Hepatoprotective Effects of Two Vitamin D3 Formulations on Letrozole-Induced Polycystic Ovary Syndrome in Female Rats: An Experimental Study
DOI:
https://doi.org/10.59222/ustjms.4.1Keywords:
Polycystic ovary syndrome, Hepatoprotective effect, Micellized vitamin D3, Conventional vitamin D3Abstract
Background: Polycystic ovary syndrome (PCOS) is a complex endocrine and metabolic disorder that disrupts the hypothalamic-pituitary-ovarian axis, leading to ovarian dysfunction and hyperandrogenism. This experimental study aimed to compare the hepatoprotective effects of micellized vitamin D3 (MVD3) and conventional vitamin D3 (CVD3) compared to metformin (MET) in a rat model of letrozole (LTZ)-induced PCOS.
Methods: An experimental study was conducted over 90 days using 30 healthy female albino rats with regular estrous cycles. Rats were randomly assigned to five groups (six per group): control, LTZ-induced PCOS, LTZ + MET (155 mg/kg), LTZ + CVD3 (1000 IU/kg), and LTZ + MVD3 (1000 IU/kg). PCOS was induced using oral LTZ (200 µg/day), and treatments were administered daily by gavage. Estrous cycle was assessed by vaginal cytology. Serum alanine aminotransferase (ALT), aspartate aminotransferase (AST), and alkaline phosphatase (ALP) levels were measured to evaluate hepatic function, and liver tissues were examined histopathologically after hematoxylin and eosin staining. The mean levels of liver enzymes were compared using the independent samples t-test, with significance set at P <0.05.
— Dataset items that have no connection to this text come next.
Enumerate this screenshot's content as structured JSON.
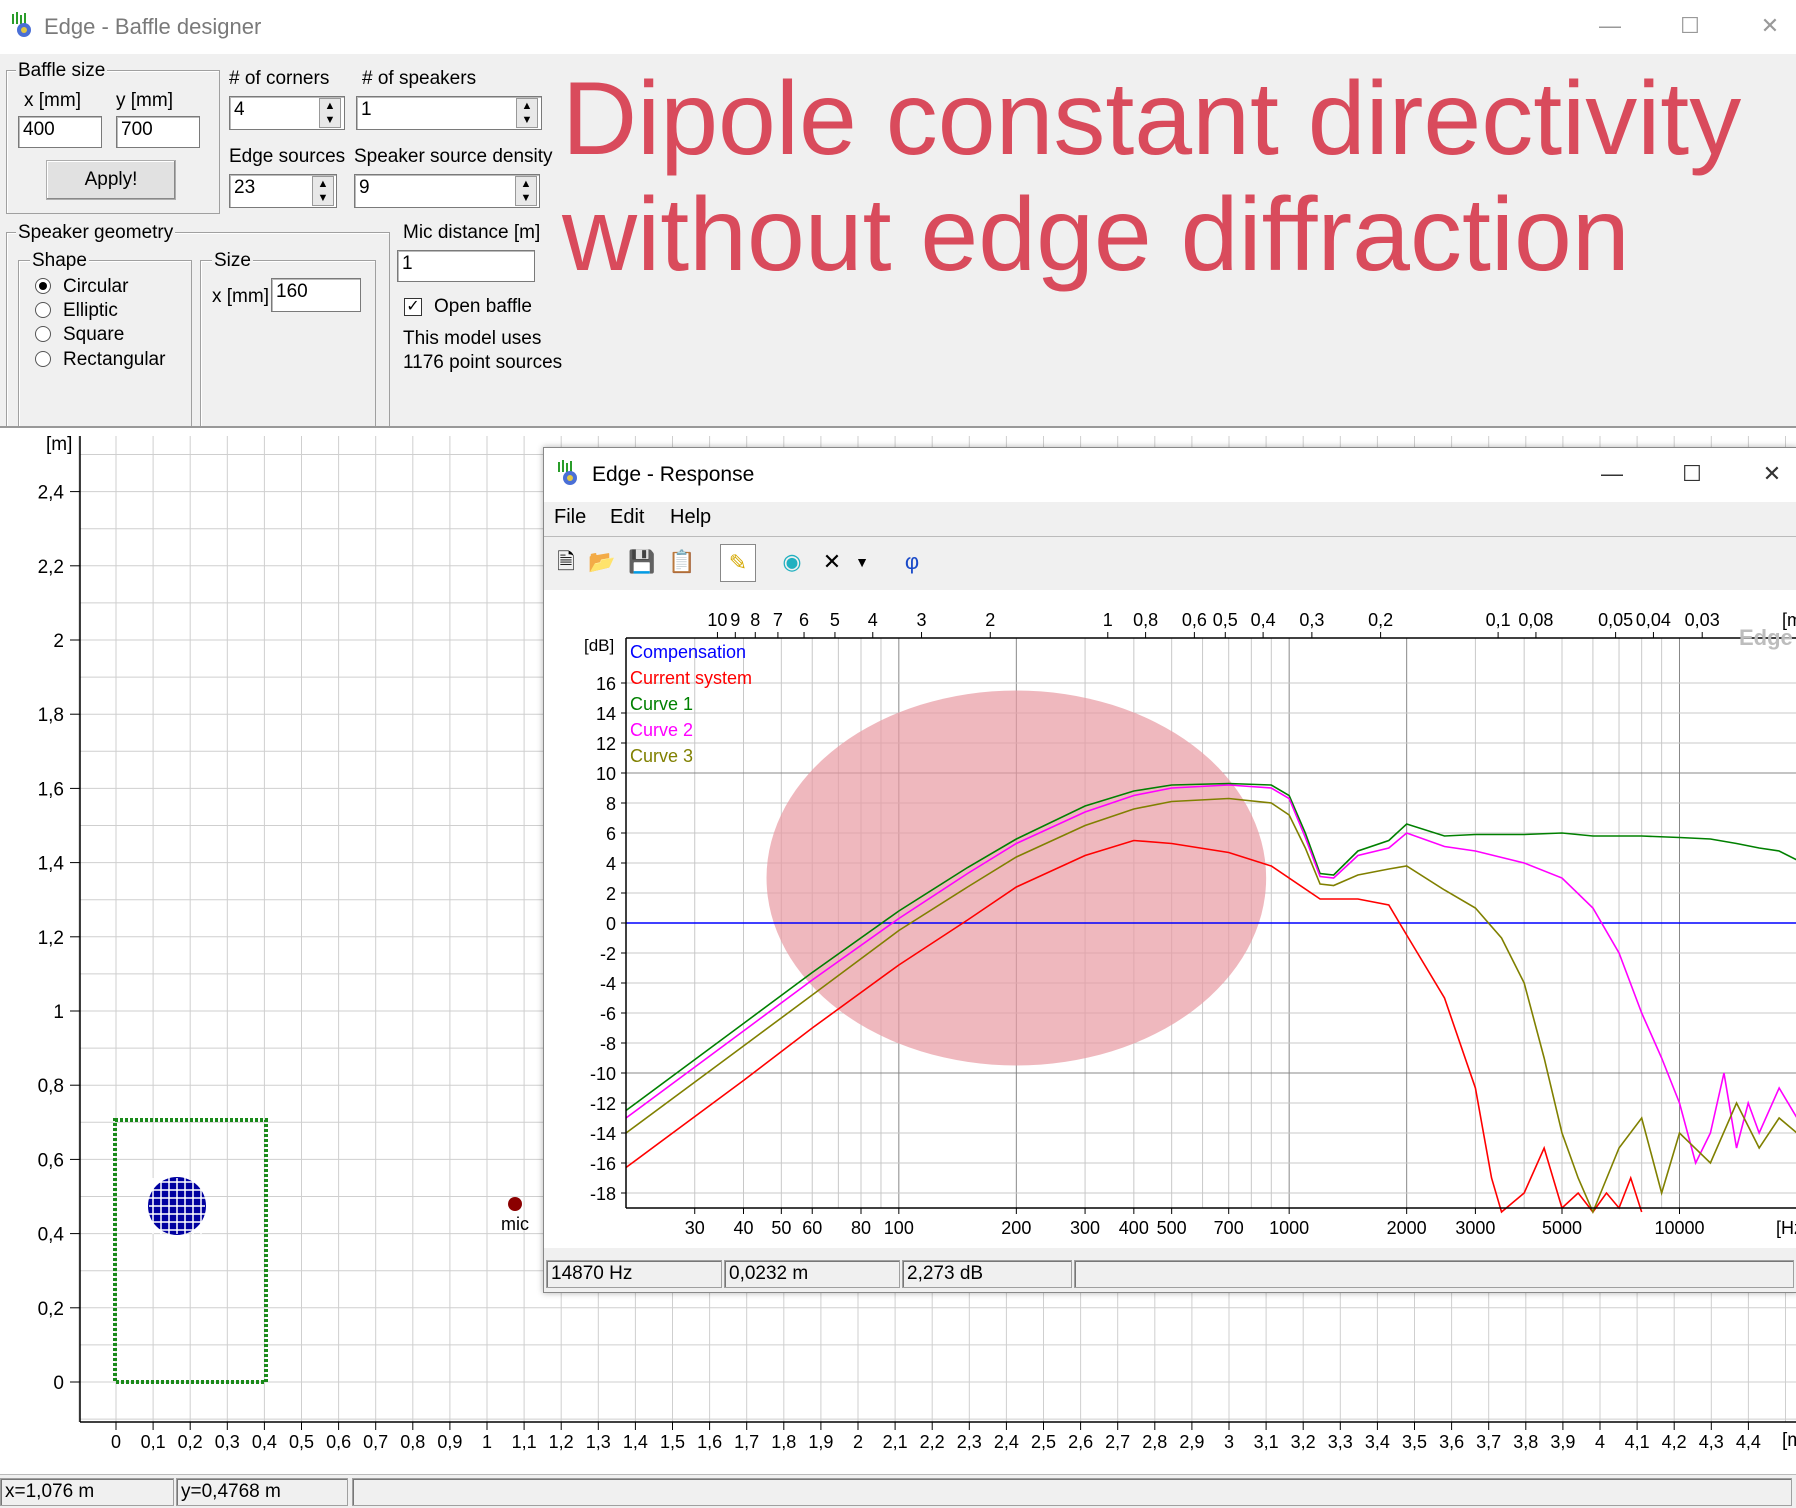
{
  "window": {
    "title": "Edge - Baffle designer"
  },
  "baffle_size": {
    "group": "Baffle size",
    "x_label": "x [mm]",
    "y_label": "y [mm]",
    "x_value": "400",
    "y_value": "700",
    "apply_label": "Apply!"
  },
  "corners": {
    "label": "# of corners",
    "value": "4"
  },
  "speakers": {
    "label": "# of speakers",
    "value": "1"
  },
  "edge_sources": {
    "label": "Edge sources",
    "value": "23"
  },
  "speaker_density": {
    "label": "Speaker source density",
    "value": "9"
  },
  "geometry": {
    "group": "Speaker geometry",
    "shape_group": "Shape",
    "shapes": [
      "Circular",
      "Elliptic",
      "Square",
      "Rectangular"
    ],
    "selected_shape": "Circular",
    "size_group": "Size",
    "x_label": "x [mm]",
    "x_value": "160"
  },
  "mic": {
    "label": "Mic distance [m]",
    "value": "1",
    "open_baffle_label": "Open baffle",
    "open_baffle_checked": true,
    "model_line1": "This model uses",
    "model_line2": "1176 point sources"
  },
  "headline": {
    "line1": "Dipole constant directivity",
    "line2": "without edge diffraction"
  },
  "layout_plot": {
    "y_unit": "[m]",
    "x_unit": "[m]",
    "y_ticks": [
      "2,4",
      "2,2",
      "2",
      "1,8",
      "1,6",
      "1,4",
      "1,2",
      "1",
      "0,8",
      "0,6",
      "0,4",
      "0,2",
      "0"
    ],
    "x_ticks": [
      "0",
      "0,1",
      "0,2",
      "0,3",
      "0,4",
      "0,5",
      "0,6",
      "0,7",
      "0,8",
      "0,9",
      "1",
      "1,1",
      "1,2",
      "1,3",
      "1,4",
      "1,5",
      "1,6",
      "1,7",
      "1,8",
      "1,9",
      "2",
      "2,1",
      "2,2",
      "2,3",
      "2,4",
      "2,5",
      "2,6",
      "2,7",
      "2,8",
      "2,9",
      "3",
      "3,1",
      "3,2",
      "3,3",
      "3,4",
      "3,5",
      "3,6",
      "3,7",
      "3,8",
      "3,9",
      "4",
      "4,1",
      "4,2",
      "4,3",
      "4,4"
    ],
    "mic_label": "mic"
  },
  "status": {
    "x": "x=1,076 m",
    "y": "y=0,4768 m"
  },
  "response": {
    "title": "Edge - Response",
    "menu": [
      "File",
      "Edit",
      "Help"
    ],
    "toolbar_icons": [
      "new-file-icon",
      "open-folder-icon",
      "save-icon",
      "copy-icon",
      "highlighter-icon",
      "speaker-icon",
      "delete-icon",
      "dropdown-arrow-icon",
      "phi-icon"
    ],
    "status": {
      "freq": "14870 Hz",
      "wavelength": "0,0232 m",
      "level": "2,273 dB"
    },
    "watermark": "Edge"
  },
  "chart_data": {
    "type": "line",
    "title": "",
    "xlabel": "[Hz]",
    "ylabel": "[dB]",
    "x_scale": "log",
    "xlim": [
      20,
      20000
    ],
    "ylim": [
      -19,
      19
    ],
    "x_ticks": [
      "30",
      "40",
      "50",
      "60",
      "80",
      "100",
      "200",
      "300",
      "400",
      "500",
      "700",
      "1000",
      "2000",
      "3000",
      "5000",
      "10000"
    ],
    "x_tick_values": [
      30,
      40,
      50,
      60,
      80,
      100,
      200,
      300,
      400,
      500,
      700,
      1000,
      2000,
      3000,
      5000,
      10000
    ],
    "y_ticks": [
      "16",
      "14",
      "12",
      "10",
      "8",
      "6",
      "4",
      "2",
      "0",
      "-2",
      "-4",
      "-6",
      "-8",
      "-10",
      "-12",
      "-14",
      "-16",
      "-18"
    ],
    "y_tick_values": [
      16,
      14,
      12,
      10,
      8,
      6,
      4,
      2,
      0,
      -2,
      -4,
      -6,
      -8,
      -10,
      -12,
      -14,
      -16,
      -18
    ],
    "top_axis_label": "[m]",
    "top_axis_ticks": [
      "10",
      "9",
      "8",
      "7",
      "6",
      "5",
      "4",
      "3",
      "2",
      "1",
      "0,8",
      "0,6",
      "0,5",
      "0,4",
      "0,3",
      "0,2",
      "0,1",
      "0,08",
      "0,05",
      "0,04",
      "0,03"
    ],
    "top_axis_values": [
      10,
      9,
      8,
      7,
      6,
      5,
      4,
      3,
      2,
      1,
      0.8,
      0.6,
      0.5,
      0.4,
      0.3,
      0.2,
      0.1,
      0.08,
      0.05,
      0.04,
      0.03
    ],
    "legend_position": "top-left",
    "grid": true,
    "highlight_ellipse": {
      "center_x": 200,
      "center_y": 3,
      "rx_decades": 0.64,
      "ry_db": 12.5,
      "color": "#e89aa3"
    },
    "series": [
      {
        "name": "Compensation",
        "color": "#0000ff",
        "x": [
          20,
          20000
        ],
        "y": [
          0,
          0
        ]
      },
      {
        "name": "Current system",
        "color": "#ff0000",
        "x": [
          20,
          40,
          60,
          100,
          150,
          200,
          300,
          400,
          500,
          700,
          900,
          1200,
          1500,
          1800,
          2000,
          2500,
          3000,
          3300,
          3500,
          4000,
          4500,
          5000,
          5500,
          6000,
          6500,
          7000,
          7500,
          8000
        ],
        "y": [
          -16.3,
          -10.5,
          -7.0,
          -2.8,
          0.2,
          2.4,
          4.5,
          5.5,
          5.3,
          4.7,
          3.8,
          1.6,
          1.6,
          1.2,
          -0.8,
          -5,
          -11,
          -17,
          -20,
          -18,
          -15,
          -19,
          -18,
          -20,
          -18,
          -19,
          -17,
          -20
        ]
      },
      {
        "name": "Curve 1",
        "color": "#008000",
        "x": [
          20,
          40,
          60,
          100,
          150,
          200,
          300,
          400,
          500,
          700,
          900,
          1000,
          1100,
          1200,
          1300,
          1500,
          1800,
          2000,
          2500,
          3000,
          4000,
          5000,
          6000,
          8000,
          10000,
          12000,
          14000,
          16000,
          18000,
          20000
        ],
        "y": [
          -12.5,
          -6.7,
          -3.3,
          0.8,
          3.7,
          5.6,
          7.8,
          8.8,
          9.2,
          9.3,
          9.2,
          8.5,
          6.0,
          3.3,
          3.2,
          4.8,
          5.5,
          6.6,
          5.8,
          5.9,
          5.9,
          6.0,
          5.8,
          5.8,
          5.7,
          5.6,
          5.3,
          5.0,
          4.8,
          4.2
        ]
      },
      {
        "name": "Curve 2",
        "color": "#ff00ff",
        "x": [
          20,
          40,
          60,
          100,
          150,
          200,
          300,
          400,
          500,
          700,
          900,
          1000,
          1100,
          1200,
          1300,
          1500,
          1800,
          2000,
          2500,
          3000,
          4000,
          5000,
          6000,
          7000,
          8000,
          9000,
          10000,
          11000,
          12000,
          13000,
          14000,
          15000,
          16000,
          18000,
          20000
        ],
        "y": [
          -13,
          -7.2,
          -3.8,
          0.3,
          3.3,
          5.3,
          7.4,
          8.5,
          9.0,
          9.2,
          9.0,
          8.3,
          5.7,
          3.1,
          3.0,
          4.5,
          5.0,
          6.0,
          5.1,
          4.8,
          4.0,
          3.0,
          1.0,
          -2.0,
          -6.0,
          -9.0,
          -12,
          -16,
          -14,
          -10,
          -15,
          -12,
          -14,
          -11,
          -13
        ]
      },
      {
        "name": "Curve 3",
        "color": "#808000",
        "x": [
          20,
          40,
          60,
          100,
          150,
          200,
          300,
          400,
          500,
          700,
          900,
          1000,
          1100,
          1200,
          1300,
          1500,
          1800,
          2000,
          2500,
          3000,
          3500,
          4000,
          4500,
          5000,
          5500,
          6000,
          7000,
          8000,
          9000,
          10000,
          12000,
          14000,
          16000,
          18000,
          20000
        ],
        "y": [
          -14,
          -8.2,
          -4.8,
          -0.5,
          2.4,
          4.4,
          6.5,
          7.6,
          8.1,
          8.3,
          8.0,
          7.2,
          5.0,
          2.6,
          2.5,
          3.2,
          3.6,
          3.8,
          2.2,
          1.0,
          -1.0,
          -4,
          -9,
          -14,
          -17,
          -20,
          -15,
          -13,
          -18,
          -14,
          -16,
          -12,
          -15,
          -13,
          -14
        ]
      }
    ]
  }
}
Results: LTZ-induced PCOS caused significant elevations in serum ALT, AST, and ALP levels compared with controls (P <0.001). MET treatment partially reduced liver enzyme levels, but the mean levels remained higher than controls. In contrast, treatment with either MVD3 or CVD3 resulted in marked normalization of ALT, AST, and ALP levels compared with controls, being comparable to controls. Histopathological analysis supported these findings, showing severe hepatic structural damage in rates with LTZ-induced PCOS, partial improvement with MET, and restoration of normal hepatic architecture with MVD3 and CVD3.
Conclusion: MVD3 or CVD3 markedly alleviate LTZ-induced hepatic injury in PCOS rats, outperforming MET in normalizing ALT, AST, and ALP levels and restoring hepatic architecture. These findings highlight vitamin D3 as a promising adjunct for managing PCOS-related liver injury, warranting further mechanistic and clinical studies.